Le vieil oncle pressa les épaules du garçon dans ses mains calleuses et le secoua doucement pour l'extraire de la prostration mélancolique dans laquelle le départ du charretier l'avait brutalement plongé.
        « Ne sois pas triste… Ici, nous sommes des hommes libres. Et je vais t'enseigner le plus beau métier au monde, tu verras. Il faut l'aimer, cette vie-là, l'aimer de toute son âme. »
        Durant les semaines qui suivirent, l'ingratitude de la besogne faillit décourager les plus jeunes. C'était toujours comme ça, le premier mois. À la Maremme, il n'y avait pas de bûcheronnage sous-traité : les charbonniers effectuaient l'intégralité du travail, depuis l'abattage des arbres jusqu'à l'assemblage du charbon en balles. La hache d'abord, puis la serpe pour l'émondage, puis la hache à nouveau, et la scie. Enfin les bras et les jambes pour le débardage… Le soir venu, certains rentraient au campement tellement rompus de fatigue qu'ils partaient dormir sans manger.
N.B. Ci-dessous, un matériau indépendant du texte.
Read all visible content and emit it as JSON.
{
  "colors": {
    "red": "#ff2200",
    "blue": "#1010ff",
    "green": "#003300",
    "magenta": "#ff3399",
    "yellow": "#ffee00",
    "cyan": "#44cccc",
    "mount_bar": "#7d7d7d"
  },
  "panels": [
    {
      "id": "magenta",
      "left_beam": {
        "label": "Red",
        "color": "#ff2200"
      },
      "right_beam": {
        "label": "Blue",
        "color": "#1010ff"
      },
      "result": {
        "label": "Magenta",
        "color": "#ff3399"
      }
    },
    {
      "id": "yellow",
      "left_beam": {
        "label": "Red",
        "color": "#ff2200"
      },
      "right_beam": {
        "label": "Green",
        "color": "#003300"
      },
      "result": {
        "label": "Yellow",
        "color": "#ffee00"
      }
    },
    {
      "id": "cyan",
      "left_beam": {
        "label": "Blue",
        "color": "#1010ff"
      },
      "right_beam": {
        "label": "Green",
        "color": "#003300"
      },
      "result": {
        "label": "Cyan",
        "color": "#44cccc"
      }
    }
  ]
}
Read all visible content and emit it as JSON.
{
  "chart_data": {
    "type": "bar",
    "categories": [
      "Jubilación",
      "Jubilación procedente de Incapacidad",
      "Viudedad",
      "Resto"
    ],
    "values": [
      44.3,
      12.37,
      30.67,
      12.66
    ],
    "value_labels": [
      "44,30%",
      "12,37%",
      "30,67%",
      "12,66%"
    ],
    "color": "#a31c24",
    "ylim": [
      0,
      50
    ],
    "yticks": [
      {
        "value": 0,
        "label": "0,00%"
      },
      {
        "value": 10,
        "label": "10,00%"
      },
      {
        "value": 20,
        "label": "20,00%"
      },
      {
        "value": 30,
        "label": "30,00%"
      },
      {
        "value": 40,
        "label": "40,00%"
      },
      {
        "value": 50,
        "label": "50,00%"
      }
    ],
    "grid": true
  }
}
        Au bout d'un mois de mise en condition, Gianfranco et les autres apprentis furent initiés à la construction de la meule charbonniàre, la carbonaia, dont le montage exigeait soin et précision. L'instant était attendu comme la Révélation et les anciens avaient suffisamment ménagé leur effet pendant des semaines pour retenir tout l'intérêt de leur jeune public.
        En chevrotant une mélodie de son temps, Zi' Fabio se saisit d'un pinnatu et dégagea une aire sur une zone parfaitement plane ; quand ce fut fait, il en nettoya la surface au râteau. À l'aide du même cordeau qui avait servi à dàlimiter les bases de la cahute, il traça au sol un cercle de neuf pieds de rayon dont il balisa le centre par une structure en pierre comparable à un boisseau. En butée contre ce boisseau artisanal, un premier lit de rondins venait habiller le par-terre, de l'intérieur vers l'extérieur du cercle, de façon à ce que les segments de troncs les plus larges fussent posés en aplomb et disposés à la verticale pour former une cheminée centrale. On appuyait alors les troncs suivants, choisis selon leur taille et leur diamètre, en prenant garde que leur hauteur déclinât à mesure que l'on s'éloignait du centre. Au sommet, on tressait le dôme au moyen de branchages, assurant ainsi à l'ensemble son indispensable stabilité. On comblait les ajours avec des éléments plus minces pour obturer le moindre interstice, sans oublier toutefois d'ouvrir des évents près du sol pour prévoir la circulation des gaz. Venait ensuite le garnissage avec la camicia di ramicci, « chemise de rameaux », constituée de branchages, de feuilles humides et de terre argileuse. En quelques heures de confection, la charbonnière ressemblait à une grosse polenta prête à la cuisson.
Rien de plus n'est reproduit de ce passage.